Nuri Bilge Ceylan a réussi le difficile pari de tourner aux côtés de son épouse une histoire de couple qui se déchire. Les climats du titre font référence autant aux saisons du cœur qu’à celles qui rythment l’année et, malgré les apparences, la quatrième saison est également présente grâce au prénom du personnage féminin principal, Bahar, signifiant « printemps » en turc. Le prénom Isa signifie par ailleurs « Jésus ».

Le réalisateur turc a tourné son film en haute définition et, à moins d’une projection numérique, comme ce fut le cas à Cannes en 2006, difficile d’apprécier toutes les qualités esthétiques du film.

Cela dit, l’incroyable profondeur de champ de certains plans, notamment dans les ruines au début et le paysage montagneux entourant le temple à la fin, est parfaitement rendue.

De même, nul besoin d’une projection numérique pour apprécier les visages filmés en gros plans ou encore la somptueuse mosaïque de la dernière nuit du film et ses gros plans sur les mains, des mèches de cheveux, une cigarette qui se consume, autant d’instantanés d’une intimité partagée.

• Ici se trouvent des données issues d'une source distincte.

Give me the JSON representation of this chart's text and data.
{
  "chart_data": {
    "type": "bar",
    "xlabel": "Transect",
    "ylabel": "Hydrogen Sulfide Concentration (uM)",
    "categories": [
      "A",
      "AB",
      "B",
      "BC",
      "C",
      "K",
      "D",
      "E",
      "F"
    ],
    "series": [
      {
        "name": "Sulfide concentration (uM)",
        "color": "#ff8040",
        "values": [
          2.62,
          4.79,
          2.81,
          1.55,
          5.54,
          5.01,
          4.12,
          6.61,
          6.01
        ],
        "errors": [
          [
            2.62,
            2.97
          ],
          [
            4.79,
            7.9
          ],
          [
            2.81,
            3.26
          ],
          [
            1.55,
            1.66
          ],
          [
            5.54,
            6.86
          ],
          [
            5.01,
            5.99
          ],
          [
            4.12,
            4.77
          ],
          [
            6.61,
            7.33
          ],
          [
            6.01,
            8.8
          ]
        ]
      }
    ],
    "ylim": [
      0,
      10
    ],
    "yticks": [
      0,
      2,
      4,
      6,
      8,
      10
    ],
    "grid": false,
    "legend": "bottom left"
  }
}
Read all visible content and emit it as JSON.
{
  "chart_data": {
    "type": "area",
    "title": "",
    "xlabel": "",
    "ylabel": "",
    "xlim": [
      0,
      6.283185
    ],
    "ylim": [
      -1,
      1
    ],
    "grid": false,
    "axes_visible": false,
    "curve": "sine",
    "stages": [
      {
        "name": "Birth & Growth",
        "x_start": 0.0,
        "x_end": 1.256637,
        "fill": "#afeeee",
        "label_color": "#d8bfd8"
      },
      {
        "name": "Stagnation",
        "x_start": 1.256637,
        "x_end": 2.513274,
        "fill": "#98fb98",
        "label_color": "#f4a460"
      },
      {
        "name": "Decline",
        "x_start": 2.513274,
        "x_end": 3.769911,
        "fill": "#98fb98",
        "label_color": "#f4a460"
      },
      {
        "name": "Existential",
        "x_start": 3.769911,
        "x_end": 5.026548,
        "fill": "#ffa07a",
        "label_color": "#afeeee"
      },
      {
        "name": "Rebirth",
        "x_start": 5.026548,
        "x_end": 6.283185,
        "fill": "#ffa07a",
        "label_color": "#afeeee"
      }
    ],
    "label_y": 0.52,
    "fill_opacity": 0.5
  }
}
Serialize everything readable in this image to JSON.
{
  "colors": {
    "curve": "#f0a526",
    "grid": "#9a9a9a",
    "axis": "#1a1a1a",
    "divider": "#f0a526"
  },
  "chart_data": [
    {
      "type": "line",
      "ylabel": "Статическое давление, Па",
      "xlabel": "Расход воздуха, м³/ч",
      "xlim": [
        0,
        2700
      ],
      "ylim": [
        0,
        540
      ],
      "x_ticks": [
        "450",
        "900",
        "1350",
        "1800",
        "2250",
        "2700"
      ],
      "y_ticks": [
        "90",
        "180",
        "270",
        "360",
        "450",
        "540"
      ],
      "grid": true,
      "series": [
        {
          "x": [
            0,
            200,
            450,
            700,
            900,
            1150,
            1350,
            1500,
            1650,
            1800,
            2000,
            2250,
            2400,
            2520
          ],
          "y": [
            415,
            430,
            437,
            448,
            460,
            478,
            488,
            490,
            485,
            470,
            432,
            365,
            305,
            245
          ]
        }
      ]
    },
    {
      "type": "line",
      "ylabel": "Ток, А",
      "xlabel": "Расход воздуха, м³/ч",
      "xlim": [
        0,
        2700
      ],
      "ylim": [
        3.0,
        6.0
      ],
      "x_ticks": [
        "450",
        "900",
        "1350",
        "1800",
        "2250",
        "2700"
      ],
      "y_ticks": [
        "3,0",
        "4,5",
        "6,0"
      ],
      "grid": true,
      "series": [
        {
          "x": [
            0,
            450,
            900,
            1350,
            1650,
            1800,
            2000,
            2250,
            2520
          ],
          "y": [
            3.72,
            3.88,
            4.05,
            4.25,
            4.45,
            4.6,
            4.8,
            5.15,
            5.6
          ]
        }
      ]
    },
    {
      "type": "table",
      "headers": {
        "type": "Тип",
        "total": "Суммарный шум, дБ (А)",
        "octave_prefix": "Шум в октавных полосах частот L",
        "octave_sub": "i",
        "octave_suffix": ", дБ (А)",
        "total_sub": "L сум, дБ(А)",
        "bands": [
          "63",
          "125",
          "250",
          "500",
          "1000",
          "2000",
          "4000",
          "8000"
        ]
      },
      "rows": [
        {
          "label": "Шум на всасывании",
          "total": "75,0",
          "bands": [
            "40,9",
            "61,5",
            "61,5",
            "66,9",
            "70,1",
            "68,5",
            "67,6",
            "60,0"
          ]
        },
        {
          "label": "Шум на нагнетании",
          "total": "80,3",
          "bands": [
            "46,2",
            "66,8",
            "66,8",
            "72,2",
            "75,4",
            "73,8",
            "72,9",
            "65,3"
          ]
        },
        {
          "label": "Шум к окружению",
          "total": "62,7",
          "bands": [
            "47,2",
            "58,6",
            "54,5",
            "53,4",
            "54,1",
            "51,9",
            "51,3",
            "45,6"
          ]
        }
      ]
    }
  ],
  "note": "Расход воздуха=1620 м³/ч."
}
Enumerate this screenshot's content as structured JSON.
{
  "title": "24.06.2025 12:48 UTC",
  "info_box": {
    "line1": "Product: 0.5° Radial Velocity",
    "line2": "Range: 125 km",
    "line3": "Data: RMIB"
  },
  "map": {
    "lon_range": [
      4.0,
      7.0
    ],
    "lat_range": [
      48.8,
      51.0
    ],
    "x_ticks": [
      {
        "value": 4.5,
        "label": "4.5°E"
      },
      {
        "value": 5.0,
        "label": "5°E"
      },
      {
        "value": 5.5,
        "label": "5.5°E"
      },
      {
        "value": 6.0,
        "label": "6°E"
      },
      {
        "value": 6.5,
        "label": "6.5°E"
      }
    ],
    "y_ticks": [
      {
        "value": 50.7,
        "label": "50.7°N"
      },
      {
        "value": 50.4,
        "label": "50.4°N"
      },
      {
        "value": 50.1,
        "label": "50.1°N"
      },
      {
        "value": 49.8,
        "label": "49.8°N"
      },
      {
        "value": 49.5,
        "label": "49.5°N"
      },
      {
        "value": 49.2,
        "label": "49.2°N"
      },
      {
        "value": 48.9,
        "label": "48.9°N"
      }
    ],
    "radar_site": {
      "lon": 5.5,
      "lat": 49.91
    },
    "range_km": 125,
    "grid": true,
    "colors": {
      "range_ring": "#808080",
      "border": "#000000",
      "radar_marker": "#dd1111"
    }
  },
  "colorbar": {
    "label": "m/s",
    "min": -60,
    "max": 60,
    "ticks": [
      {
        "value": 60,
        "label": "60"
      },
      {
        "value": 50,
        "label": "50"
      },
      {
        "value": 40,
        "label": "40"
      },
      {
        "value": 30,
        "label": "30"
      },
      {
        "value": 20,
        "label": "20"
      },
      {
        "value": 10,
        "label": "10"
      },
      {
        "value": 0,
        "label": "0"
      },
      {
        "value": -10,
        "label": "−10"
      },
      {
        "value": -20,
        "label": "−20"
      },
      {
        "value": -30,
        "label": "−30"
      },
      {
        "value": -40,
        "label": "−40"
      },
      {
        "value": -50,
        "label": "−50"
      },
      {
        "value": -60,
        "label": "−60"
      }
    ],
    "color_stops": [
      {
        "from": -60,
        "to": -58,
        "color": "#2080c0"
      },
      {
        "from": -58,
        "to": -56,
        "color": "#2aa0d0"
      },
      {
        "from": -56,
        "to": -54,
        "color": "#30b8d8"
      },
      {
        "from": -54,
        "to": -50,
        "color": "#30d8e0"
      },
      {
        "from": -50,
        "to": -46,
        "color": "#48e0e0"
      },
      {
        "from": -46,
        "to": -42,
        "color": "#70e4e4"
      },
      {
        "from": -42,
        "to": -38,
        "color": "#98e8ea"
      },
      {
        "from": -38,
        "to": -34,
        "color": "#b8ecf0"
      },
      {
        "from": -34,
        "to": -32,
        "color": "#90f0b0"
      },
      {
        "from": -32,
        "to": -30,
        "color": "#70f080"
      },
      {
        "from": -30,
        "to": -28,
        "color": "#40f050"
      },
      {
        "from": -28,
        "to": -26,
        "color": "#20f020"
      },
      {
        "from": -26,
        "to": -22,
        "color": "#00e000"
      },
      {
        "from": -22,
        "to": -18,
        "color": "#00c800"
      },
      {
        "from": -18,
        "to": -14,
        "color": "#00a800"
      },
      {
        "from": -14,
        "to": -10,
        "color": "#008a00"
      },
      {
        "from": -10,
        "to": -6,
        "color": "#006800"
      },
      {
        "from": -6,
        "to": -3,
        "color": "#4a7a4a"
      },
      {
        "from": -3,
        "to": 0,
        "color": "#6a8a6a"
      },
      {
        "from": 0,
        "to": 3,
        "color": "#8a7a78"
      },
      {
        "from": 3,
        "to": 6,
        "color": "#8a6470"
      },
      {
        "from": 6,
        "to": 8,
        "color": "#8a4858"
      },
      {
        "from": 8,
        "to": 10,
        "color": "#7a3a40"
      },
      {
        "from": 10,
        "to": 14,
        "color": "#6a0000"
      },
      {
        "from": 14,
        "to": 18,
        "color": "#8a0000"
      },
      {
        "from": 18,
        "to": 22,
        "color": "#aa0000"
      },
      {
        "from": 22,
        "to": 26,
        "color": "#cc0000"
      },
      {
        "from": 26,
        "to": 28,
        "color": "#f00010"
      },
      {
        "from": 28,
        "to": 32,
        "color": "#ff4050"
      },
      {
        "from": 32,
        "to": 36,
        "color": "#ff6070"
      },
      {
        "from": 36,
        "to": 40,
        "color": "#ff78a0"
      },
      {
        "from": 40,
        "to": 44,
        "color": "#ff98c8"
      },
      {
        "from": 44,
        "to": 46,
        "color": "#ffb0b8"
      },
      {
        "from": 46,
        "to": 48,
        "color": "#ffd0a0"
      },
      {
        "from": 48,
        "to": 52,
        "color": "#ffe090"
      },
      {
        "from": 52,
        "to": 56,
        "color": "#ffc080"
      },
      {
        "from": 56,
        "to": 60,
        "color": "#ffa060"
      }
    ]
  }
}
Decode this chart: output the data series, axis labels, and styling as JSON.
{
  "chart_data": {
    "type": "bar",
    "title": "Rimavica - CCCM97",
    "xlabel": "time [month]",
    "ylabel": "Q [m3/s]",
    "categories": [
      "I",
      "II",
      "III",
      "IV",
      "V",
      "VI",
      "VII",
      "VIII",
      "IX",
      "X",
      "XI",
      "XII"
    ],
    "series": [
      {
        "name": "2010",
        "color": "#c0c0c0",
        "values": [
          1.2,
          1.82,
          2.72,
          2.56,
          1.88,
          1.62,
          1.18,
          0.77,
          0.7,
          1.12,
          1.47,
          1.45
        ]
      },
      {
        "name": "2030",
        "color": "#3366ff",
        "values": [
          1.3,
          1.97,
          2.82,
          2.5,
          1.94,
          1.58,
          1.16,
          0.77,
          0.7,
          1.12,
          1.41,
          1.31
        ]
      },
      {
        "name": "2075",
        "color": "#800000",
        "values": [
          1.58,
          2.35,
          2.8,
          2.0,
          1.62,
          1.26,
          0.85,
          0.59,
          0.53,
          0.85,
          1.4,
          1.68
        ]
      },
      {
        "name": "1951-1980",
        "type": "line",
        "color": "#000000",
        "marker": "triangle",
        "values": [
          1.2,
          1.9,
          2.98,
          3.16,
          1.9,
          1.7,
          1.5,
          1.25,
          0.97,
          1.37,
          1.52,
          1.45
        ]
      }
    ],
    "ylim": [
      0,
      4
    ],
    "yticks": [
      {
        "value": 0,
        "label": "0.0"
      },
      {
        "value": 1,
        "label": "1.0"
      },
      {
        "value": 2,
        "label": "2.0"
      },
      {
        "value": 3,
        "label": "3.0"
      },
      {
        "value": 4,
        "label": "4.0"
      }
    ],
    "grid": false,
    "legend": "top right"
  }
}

Un film en partie contemplatif qui n’a pas peur des silences et qui laisse le temps aux images de délivrer leur message. Les dialogues sont spartiates et le monologue d’Isa à Bahar en fin de film dans le van en est d’autant plus remarquable. Une scène à la fois tragique par son contenu et comique par les incessantes interruptions des assistants de Bahar qui viennent y déposer du matériel. L’amour aussi a ses saisons et Les Climats en est la plus tragique des définitions.

Carine Filloux

anti

23 Replies to “Scarlatti – Les Climats, Nuri Bilge Ceylan.”

  1. Anna Galore

    Le morceau est vraiment une merveille…

    Le film, je veux bien croire qu’il est génial mais c’est le genre de thème que j’évite systématiquement au cinéma – ce qui n’a pas empêché que j’en ai vus quand même quelques-uns dans la même veine, que j’ai beaucoup aimés.

  2. ramses

    Moi non plus, je ne connaissais pas ce film, mais l’extrait me donne très envie de le voir…

    Il me rappelle un peu « Le bonheur », tourné en 1965 par Agnès Varda (cinéaste fantastique, à mes yeux). Ce film m’avait beaucoup marqué à l’époque…

    A la longue, je me suis rendu compte que les ruptures n’étaient pas inéluctables, pour peu qu’on ait envie de rester ensemble…

    Le plus dur dans la vie : « l’envie d’avoir envie ».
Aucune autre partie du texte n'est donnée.